Letters to the Editor: Some dams no longer necessary

We’re mid-stride through the summer and many Vermonters are drawn to our waterways. Our rivers provide visitors and residents alike with a bounty of recreational opportunities: swimming, fishing and boating. But, some Vermont rivers harbor unnecessary safety risks in the form of deadbeat dams that no longer serve any useful purpose.

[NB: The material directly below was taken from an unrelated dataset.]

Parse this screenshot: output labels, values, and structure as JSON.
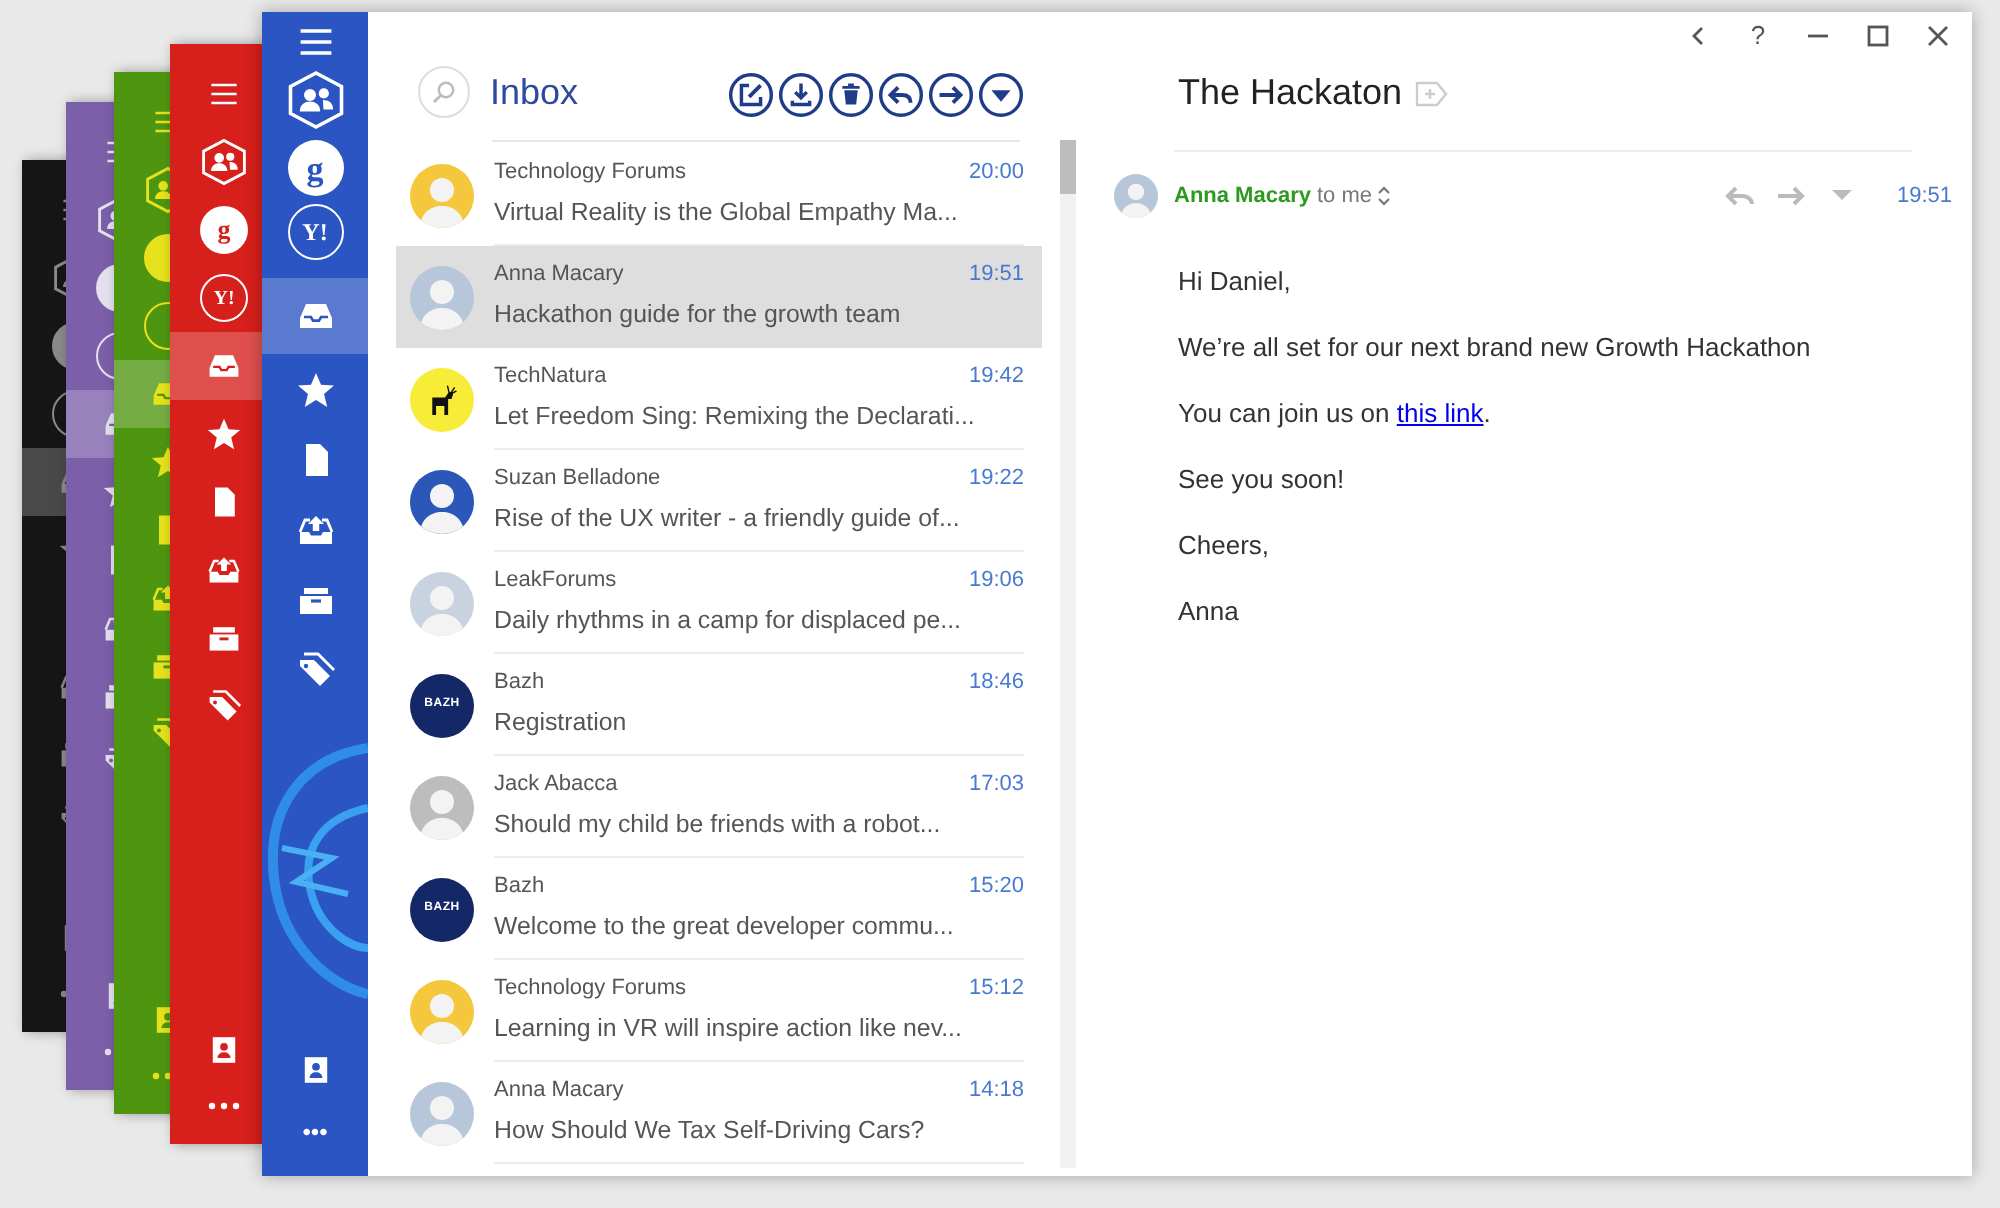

Built to power the mills of our industrial past, many of these small dams are no longer properly maintained and some have been abandoned. Worse still, we don’t even know where they all are. What we do know is that today Vermont has more than 1,000 dams with hundreds of those serving no useful purpose. In fact, it’s quite the opposite — unused dams not only pose a threat to recreationists, but block fish passage, degrade the health of our rivers and streams, and cause flooding when they fail without providing any benefits, such as flood protection or energy production.

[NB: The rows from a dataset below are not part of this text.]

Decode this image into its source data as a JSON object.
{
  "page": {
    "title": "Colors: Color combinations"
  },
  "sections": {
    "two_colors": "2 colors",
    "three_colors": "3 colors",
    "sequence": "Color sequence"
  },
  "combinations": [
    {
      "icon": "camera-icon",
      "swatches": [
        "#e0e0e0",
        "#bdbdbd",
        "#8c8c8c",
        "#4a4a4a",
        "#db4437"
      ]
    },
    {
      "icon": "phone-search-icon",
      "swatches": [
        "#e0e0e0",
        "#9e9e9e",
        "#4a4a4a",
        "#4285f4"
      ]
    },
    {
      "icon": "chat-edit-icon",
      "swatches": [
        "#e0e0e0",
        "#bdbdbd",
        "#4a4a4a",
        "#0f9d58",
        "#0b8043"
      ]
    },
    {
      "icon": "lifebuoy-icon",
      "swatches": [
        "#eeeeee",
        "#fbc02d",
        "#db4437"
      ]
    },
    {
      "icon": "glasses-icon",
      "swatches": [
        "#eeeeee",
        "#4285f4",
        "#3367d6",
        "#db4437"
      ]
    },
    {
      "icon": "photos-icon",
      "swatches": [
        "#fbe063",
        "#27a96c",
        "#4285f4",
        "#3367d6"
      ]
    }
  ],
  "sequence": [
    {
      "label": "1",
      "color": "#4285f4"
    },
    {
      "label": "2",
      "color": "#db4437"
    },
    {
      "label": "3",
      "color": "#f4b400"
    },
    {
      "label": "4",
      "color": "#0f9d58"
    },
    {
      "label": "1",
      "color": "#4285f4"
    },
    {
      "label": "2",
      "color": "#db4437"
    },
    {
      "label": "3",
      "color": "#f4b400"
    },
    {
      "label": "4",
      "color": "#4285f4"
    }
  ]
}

That’s why I’m excited that five dams are scheduled to be removed across the state in the next three months. Twenty-one dams have been removed from our rivers in as many years, but five in one year is a record. These removal projects in East Burke, East Highgate, Dummerston, West Fairlee and West Windsor are a significant step forward for Vermont. Hats off to the Connecticut River Conservancy, Northern Forest Canoe Trail, Southern Windsor County Regional Planning Commission, and the various state and federal agencies, private dam owners, and funders who have worked to make these removals happen.
Looking ahead, it’s clear Vermont has the opportunity to continue this good work to better protect our communities and valuable river habitats. Vermont Natural Resources Council, in partnership with The Nature Conservancy, U.S. Fish and Wildlife Service and others, is working to identify and prioritize dams in the Lake Champlain basin whose removal will not only provide greater public access for recreation, but also restore fish habitat, improve flood resilience, and make our rivers more healthy for all. Dam owners interested in removing dams on their property can learn more at freevtrivers.org.

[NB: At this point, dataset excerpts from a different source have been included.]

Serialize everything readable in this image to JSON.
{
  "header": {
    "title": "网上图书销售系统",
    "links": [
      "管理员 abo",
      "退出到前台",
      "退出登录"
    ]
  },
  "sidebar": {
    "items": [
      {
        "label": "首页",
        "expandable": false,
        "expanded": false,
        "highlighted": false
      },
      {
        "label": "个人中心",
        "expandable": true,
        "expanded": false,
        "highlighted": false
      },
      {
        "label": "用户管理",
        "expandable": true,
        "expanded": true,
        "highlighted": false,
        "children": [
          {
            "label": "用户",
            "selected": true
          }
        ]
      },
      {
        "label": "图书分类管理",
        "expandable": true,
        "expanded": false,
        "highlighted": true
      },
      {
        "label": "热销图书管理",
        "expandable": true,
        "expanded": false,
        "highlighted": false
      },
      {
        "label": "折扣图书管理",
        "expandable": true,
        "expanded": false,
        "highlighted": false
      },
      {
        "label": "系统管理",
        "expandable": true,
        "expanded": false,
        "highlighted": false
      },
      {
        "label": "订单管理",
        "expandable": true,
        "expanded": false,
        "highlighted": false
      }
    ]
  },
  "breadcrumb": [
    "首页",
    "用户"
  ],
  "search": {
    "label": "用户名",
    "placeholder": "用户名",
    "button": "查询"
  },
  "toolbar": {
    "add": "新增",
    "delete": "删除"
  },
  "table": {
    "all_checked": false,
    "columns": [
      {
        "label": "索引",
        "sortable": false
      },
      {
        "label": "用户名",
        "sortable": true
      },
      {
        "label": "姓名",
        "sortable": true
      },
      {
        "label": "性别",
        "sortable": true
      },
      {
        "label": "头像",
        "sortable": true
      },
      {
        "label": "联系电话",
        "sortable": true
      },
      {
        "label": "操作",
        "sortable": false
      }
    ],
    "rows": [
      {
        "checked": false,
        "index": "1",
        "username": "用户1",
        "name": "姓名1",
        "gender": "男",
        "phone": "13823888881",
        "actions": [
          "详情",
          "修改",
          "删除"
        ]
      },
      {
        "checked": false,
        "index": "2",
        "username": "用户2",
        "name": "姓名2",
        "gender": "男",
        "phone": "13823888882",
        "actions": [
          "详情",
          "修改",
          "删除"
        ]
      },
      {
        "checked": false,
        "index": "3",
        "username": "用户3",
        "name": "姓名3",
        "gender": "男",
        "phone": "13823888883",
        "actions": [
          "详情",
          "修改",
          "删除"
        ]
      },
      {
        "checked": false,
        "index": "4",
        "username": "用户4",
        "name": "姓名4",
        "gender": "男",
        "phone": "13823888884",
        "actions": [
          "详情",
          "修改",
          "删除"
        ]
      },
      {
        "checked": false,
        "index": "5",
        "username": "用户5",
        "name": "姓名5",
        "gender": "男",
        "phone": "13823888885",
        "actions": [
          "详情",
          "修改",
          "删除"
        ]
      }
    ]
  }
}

However, to remove deadbeat dams, we first have to know where they are and what shape they’re in. Next winter, the Vermont Legislature will once again consider H.92, a bill that will make it possible to identify where dams are, require that they are inspected, and provide owners with the information they need to decide whether to maintain the dam so it’s safe or remove it. Call or email your elected officials to let them know you support H.92 and expect them to help safeguard the health and vitality of Vermont rivers for generations to come.
Brian Fitzgerald
Editor’s note: Brian Fitzgerald is Dam Project Coordinator at Vermont Natural Resources Council and coordinator of the Vermont Dam Task Force, a group dedicated to restoring Vermont’s rivers by removing or modifying dams.